AOM Logo June 2001



RACHEL PORTMAN: Chocolat
Conducted by James Snell
 
SONY SK 89472

David Aspinall

I was gratified when Rachel Portman gained an Academy Award nomination for this score. I had the winter to warm up to Chocolat before the nomination was announced, yet found it somehow still satisfying to know that others have responded to this score's quiet charms. There's nothing here that will astonish those who are familiar with Portman's prior work. Her greatest success so far is perhaps the Oscar-winning score to Emma. Yet one listens to this CD and gives constant thanks for the composer's own musical sense and sensibility, which in many ways reflect Miss Austen's: gentility, grace, classical proportion, the qualities one associates both with that author's birth century, and - well - what we used to call civilization . Since such qualities are in severely short order nowadays, let me salute a score which does not have to clamour or claw at you to make its point. I understand the plot of Chocolat involves the confrontation between hedonism and self-restraint. Judging by her music, I think I know where Ms. Portman's sympathies are.

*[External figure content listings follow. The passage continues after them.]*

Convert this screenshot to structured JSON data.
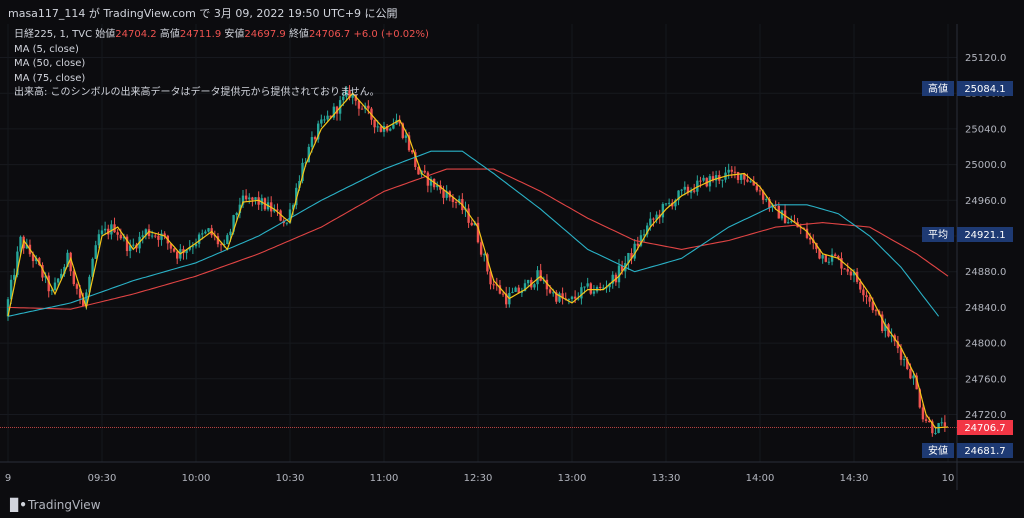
{
  "header": {
    "title": "masa117_114 が TradingView.com で 3月 09, 2022 19:50 UTC+9 に公開"
  },
  "legend": {
    "symbol": "日経225, 1, TVC",
    "open_label": "始値",
    "open": "24704.2",
    "high_label": "高値",
    "high": "24711.9",
    "low_label": "安値",
    "low": "24697.9",
    "close_label": "終値",
    "close": "24706.7",
    "change": "+6.0 (+0.02%)",
    "ma5": "MA (5, close)",
    "ma50": "MA (50, close)",
    "ma75": "MA (75, close)",
    "volume_note": "出来高: このシンボルの出来高データはデータ提供元から提供されておりません。"
  },
  "price_tags": {
    "high_label": "高値",
    "high_value": "25084.1",
    "avg_label": "平均",
    "avg_value": "24921.1",
    "low_label": "安値",
    "low_value": "24681.7",
    "last_value": "24706.7"
  },
  "footer": {
    "logo_text": "TradingView"
  },
  "colors": {
    "up": "#26a69a",
    "down": "#ef5350",
    "ma5": "#f5c518",
    "ma50": "#2ab1c6",
    "ma75": "#e04444",
    "tag_bg": "#1e3a73",
    "last_bg": "#f23645",
    "background": "#0c0c0f"
  },
  "chart_data": {
    "type": "candlestick",
    "y_ticks": [
      "25120.0",
      "25080.0",
      "25040.0",
      "25000.0",
      "24960.0",
      "24920.0",
      "24880.0",
      "24840.0",
      "24800.0",
      "24760.0",
      "24720.0"
    ],
    "ylim": [
      24676,
      25140
    ],
    "x_ticks": [
      "9",
      "09:30",
      "10:00",
      "10:30",
      "11:00",
      "12:30",
      "13:00",
      "13:30",
      "14:00",
      "14:30",
      "10"
    ],
    "x_tick_index": [
      0,
      30,
      60,
      90,
      120,
      150,
      180,
      210,
      240,
      270,
      300
    ],
    "ma5": [
      [
        0,
        24830
      ],
      [
        5,
        24915
      ],
      [
        10,
        24890
      ],
      [
        15,
        24855
      ],
      [
        20,
        24895
      ],
      [
        25,
        24840
      ],
      [
        30,
        24920
      ],
      [
        35,
        24930
      ],
      [
        40,
        24905
      ],
      [
        45,
        24925
      ],
      [
        50,
        24920
      ],
      [
        55,
        24900
      ],
      [
        60,
        24912
      ],
      [
        65,
        24925
      ],
      [
        70,
        24905
      ],
      [
        75,
        24958
      ],
      [
        80,
        24960
      ],
      [
        85,
        24950
      ],
      [
        90,
        24935
      ],
      [
        95,
        25000
      ],
      [
        100,
        25040
      ],
      [
        105,
        25060
      ],
      [
        110,
        25080
      ],
      [
        115,
        25060
      ],
      [
        120,
        25040
      ],
      [
        125,
        25050
      ],
      [
        128,
        25030
      ],
      [
        132,
        24990
      ],
      [
        138,
        24975
      ],
      [
        145,
        24955
      ],
      [
        150,
        24930
      ],
      [
        155,
        24870
      ],
      [
        160,
        24850
      ],
      [
        165,
        24860
      ],
      [
        170,
        24875
      ],
      [
        175,
        24855
      ],
      [
        180,
        24845
      ],
      [
        185,
        24860
      ],
      [
        190,
        24860
      ],
      [
        195,
        24875
      ],
      [
        200,
        24900
      ],
      [
        205,
        24930
      ],
      [
        210,
        24950
      ],
      [
        215,
        24965
      ],
      [
        220,
        24975
      ],
      [
        225,
        24983
      ],
      [
        230,
        24988
      ],
      [
        235,
        24990
      ],
      [
        240,
        24975
      ],
      [
        245,
        24950
      ],
      [
        250,
        24938
      ],
      [
        255,
        24925
      ],
      [
        260,
        24900
      ],
      [
        265,
        24895
      ],
      [
        270,
        24880
      ],
      [
        275,
        24855
      ],
      [
        280,
        24820
      ],
      [
        285,
        24795
      ],
      [
        290,
        24760
      ],
      [
        293,
        24720
      ],
      [
        296,
        24705
      ],
      [
        300,
        24706
      ]
    ],
    "ma50": [
      [
        0,
        24830
      ],
      [
        20,
        24845
      ],
      [
        40,
        24870
      ],
      [
        60,
        24890
      ],
      [
        80,
        24920
      ],
      [
        100,
        24960
      ],
      [
        120,
        24995
      ],
      [
        135,
        25015
      ],
      [
        145,
        25015
      ],
      [
        155,
        24990
      ],
      [
        170,
        24950
      ],
      [
        185,
        24905
      ],
      [
        200,
        24880
      ],
      [
        215,
        24895
      ],
      [
        230,
        24930
      ],
      [
        245,
        24955
      ],
      [
        255,
        24955
      ],
      [
        265,
        24945
      ],
      [
        275,
        24920
      ],
      [
        285,
        24885
      ],
      [
        297,
        24830
      ]
    ],
    "ma75": [
      [
        0,
        24840
      ],
      [
        20,
        24838
      ],
      [
        40,
        24855
      ],
      [
        60,
        24875
      ],
      [
        80,
        24900
      ],
      [
        100,
        24930
      ],
      [
        120,
        24970
      ],
      [
        140,
        24995
      ],
      [
        155,
        24995
      ],
      [
        170,
        24970
      ],
      [
        185,
        24940
      ],
      [
        200,
        24915
      ],
      [
        215,
        24905
      ],
      [
        230,
        24915
      ],
      [
        245,
        24930
      ],
      [
        260,
        24935
      ],
      [
        275,
        24930
      ],
      [
        290,
        24900
      ],
      [
        300,
        24875
      ]
    ]
  }
}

A quibble: The first track is the great Belgian jazz guitarist Django Reinhardt's Minor Swing (not his recording, however). Had I not recognized it, and later, Duke Ellington's Caravan as well, I might easily have assumed Miss Portman wrote both. There is, to be fair, a small-print attribution on the insert track list, but nothing on the CD exterior listing, save 'Music by Rachel Portman'. Can we not do better, Sony, in pointing an unsuspecting and somnolent public to its musical past?